Mehr Platz für Flüsse

BUND fordert Stopp für Flußausbauten. Oderufer sollen waldreich und menschenleer werden  ■ Aus Berlin Gudrun Giese

Das gerade überstandene Oder- Hochwasser soll die Wende bringen: Der Bund für Umwelt und Naturschutz Deutschland (BUND) zumindest hofft, daß die Flutkatastrophe Politiker und Wasserbauer für das Thema Hochwasserschutz sensibilisiert hat. In Berlin präsentierten gestern BUND-Experten einen Katalog weitreichender Forderungen.

Alle Wasserstraßen-Ausbauprojekte an Elbe, Donau, Havel und Saale sollen danach sofort gestoppt, die Flußufer renaturiert werden. „Die Oder hat in den vergangenen Jahrzehnten achtzig Prozent ihrer Überflutungsauen verloren“, stellte Sebastian Schönauer, wasserpolitischer Sprecher des BUND, fest. Deshalb müßten in Zukunft die Flußufer für weitere Besiedlung tabu sein.

Kurzfristig möchte aber der BUND weder die BewohnerInnen des Oderbruchs noch der Ziltendorfer Niederung aus ihren Häuschen vertreiben. Auf längere Sicht aber könne, so Schönauer, die Umsiedlung die beste Lösung sein.

Auch eine positive Erfahrung sei mit dem Hochwasser verbunden gewesen: „Der Nationalpark Unteres Odertal hat sich als natürlicher Hochwasserschutz bewährt.“ Wichtig ist es allerdings aus Sicht des BUND-Fachmanns für Wasserstraßenausbau, Ernst Paul Dörfler, im oberen Flußbereich der Oder Überlaufflächen wiederherzustellen. In Tschechien seien durch das Waldsterben zum Beispiel im Riesengebirge natürliche Wasserspeicher verlorengegangen.
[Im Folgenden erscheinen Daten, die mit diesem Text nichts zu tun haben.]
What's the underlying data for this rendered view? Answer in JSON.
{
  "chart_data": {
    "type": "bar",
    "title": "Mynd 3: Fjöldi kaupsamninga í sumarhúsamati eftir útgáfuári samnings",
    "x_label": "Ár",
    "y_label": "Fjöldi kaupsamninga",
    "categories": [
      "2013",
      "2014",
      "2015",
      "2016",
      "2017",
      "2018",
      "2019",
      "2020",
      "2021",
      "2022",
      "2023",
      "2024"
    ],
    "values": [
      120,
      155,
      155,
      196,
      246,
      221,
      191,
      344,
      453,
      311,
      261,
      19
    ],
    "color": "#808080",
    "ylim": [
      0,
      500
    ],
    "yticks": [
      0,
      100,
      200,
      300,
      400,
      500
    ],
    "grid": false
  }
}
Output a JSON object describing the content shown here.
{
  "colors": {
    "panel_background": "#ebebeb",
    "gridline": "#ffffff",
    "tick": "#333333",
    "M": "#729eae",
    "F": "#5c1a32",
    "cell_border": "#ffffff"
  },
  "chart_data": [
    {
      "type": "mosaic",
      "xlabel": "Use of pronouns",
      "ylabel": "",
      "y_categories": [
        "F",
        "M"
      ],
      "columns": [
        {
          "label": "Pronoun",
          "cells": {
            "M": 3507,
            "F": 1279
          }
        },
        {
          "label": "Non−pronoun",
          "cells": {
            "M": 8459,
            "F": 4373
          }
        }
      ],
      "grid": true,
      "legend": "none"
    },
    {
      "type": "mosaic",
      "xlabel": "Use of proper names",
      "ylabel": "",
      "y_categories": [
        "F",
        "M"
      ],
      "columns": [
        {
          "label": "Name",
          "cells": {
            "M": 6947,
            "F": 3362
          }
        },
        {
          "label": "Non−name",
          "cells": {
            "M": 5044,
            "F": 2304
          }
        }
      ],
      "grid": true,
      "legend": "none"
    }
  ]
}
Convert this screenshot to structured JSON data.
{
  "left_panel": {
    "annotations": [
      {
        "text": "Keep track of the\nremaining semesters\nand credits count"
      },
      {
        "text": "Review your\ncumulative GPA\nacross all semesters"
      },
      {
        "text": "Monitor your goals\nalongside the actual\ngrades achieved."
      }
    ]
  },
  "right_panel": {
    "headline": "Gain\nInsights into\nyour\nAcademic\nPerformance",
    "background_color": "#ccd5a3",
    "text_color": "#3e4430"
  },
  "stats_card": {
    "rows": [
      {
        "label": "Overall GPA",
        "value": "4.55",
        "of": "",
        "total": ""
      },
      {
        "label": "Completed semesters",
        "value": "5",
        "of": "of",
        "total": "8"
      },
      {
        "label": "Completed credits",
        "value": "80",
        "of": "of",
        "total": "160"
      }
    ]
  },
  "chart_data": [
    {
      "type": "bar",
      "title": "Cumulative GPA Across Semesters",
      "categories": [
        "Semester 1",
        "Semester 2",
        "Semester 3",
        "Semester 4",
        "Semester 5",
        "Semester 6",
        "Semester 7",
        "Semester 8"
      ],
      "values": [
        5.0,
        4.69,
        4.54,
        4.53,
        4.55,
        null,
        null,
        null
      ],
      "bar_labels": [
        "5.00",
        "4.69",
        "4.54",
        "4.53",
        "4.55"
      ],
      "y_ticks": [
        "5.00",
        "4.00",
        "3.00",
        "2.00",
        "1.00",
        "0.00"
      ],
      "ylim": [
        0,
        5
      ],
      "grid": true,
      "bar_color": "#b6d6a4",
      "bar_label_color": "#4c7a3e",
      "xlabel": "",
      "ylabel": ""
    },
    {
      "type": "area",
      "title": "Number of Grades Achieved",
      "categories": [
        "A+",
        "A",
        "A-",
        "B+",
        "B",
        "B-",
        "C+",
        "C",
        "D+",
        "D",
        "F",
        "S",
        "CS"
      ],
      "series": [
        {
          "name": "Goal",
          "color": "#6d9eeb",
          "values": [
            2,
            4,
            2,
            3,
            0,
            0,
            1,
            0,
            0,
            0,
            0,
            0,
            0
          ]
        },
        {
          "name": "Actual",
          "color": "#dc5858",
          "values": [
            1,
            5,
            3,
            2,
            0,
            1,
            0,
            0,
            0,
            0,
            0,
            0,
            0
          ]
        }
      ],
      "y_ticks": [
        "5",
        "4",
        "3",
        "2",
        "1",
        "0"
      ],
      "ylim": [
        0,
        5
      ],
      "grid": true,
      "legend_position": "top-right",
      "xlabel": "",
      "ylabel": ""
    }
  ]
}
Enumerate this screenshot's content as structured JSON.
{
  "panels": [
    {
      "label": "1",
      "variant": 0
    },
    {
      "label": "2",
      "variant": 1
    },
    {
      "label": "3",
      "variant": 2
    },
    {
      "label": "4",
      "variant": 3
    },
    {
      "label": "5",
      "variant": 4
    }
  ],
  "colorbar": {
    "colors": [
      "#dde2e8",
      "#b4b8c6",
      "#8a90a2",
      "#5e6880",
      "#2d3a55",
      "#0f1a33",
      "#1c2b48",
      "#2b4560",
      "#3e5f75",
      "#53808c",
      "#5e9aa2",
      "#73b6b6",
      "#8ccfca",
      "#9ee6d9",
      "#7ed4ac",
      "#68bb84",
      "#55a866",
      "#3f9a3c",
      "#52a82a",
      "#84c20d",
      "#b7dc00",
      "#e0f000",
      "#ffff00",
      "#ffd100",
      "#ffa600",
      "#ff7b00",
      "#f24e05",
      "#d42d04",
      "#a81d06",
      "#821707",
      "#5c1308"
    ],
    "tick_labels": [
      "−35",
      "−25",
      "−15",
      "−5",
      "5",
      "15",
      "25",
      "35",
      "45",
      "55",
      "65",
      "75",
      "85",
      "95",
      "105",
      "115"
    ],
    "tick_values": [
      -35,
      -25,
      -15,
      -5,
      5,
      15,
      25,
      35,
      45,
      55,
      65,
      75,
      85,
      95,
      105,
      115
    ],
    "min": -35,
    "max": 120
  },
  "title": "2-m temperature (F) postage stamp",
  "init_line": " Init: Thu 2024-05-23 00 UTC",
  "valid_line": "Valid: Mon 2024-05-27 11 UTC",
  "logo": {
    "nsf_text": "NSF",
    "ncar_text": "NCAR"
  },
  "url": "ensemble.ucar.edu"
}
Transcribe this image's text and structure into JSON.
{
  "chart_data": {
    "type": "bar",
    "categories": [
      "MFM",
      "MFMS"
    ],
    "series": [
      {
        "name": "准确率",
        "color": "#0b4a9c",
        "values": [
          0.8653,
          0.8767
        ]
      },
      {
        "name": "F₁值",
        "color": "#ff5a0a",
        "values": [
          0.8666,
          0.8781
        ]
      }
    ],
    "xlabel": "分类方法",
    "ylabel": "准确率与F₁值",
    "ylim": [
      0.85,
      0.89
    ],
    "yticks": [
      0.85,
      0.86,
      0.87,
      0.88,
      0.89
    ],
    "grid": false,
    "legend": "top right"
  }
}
Bundesumweltministerin Angela Merkel (CDU) hatte in der vergangenen Woche mit ihren Amtskollegen aus Tschechien und Polen vereinbart, einen gemeinsamen Aktionsplan für den Hochwasserschutz an der Oder zu erarbeiten. Konkrete Ideen gibt es nicht. Im brandenburgischen Umweltministerium liegt das Hauptaugenmerk derzeit auf dem Wiederaufbau der zerstörten Deiche.

Auf die Forderung des BUND, alle Wasserstraßenausbau-Projekte aus dem Bundesverkehrswegeplan zu stoppen, hat das Bundesverkehrsministerium bereits vorab reagiert: Aus dem Haus von Minister Matthias Wissmann (CDU) hieß es, der Wasserstraßenausbau trage „in der Regel nicht zur Verschärfung des Hochwasserrisikos bei“; der Hochwasserabfluß verbessere sich sogar. Zudem würden bei allen Ausbauvorhaben die Auswirkungen auf den Hochwasserabfluß und auf die Flußauen ermittelt. So wird auch das lange umstrittene Projekt Deutsche Einheit 17, bei dem Teile der Havel ausgebaut werden sollen, mit allen mühselig gefundenen Kompromissen fortgesetzt.

Zumindest ist es unwahrscheinlich, daß die Havel ein vergleichbares Hochwasser wie die Oder produziert: Dazu fehlen ihr die Zuflüsse und somit die Wassermengen nach starkem Regen.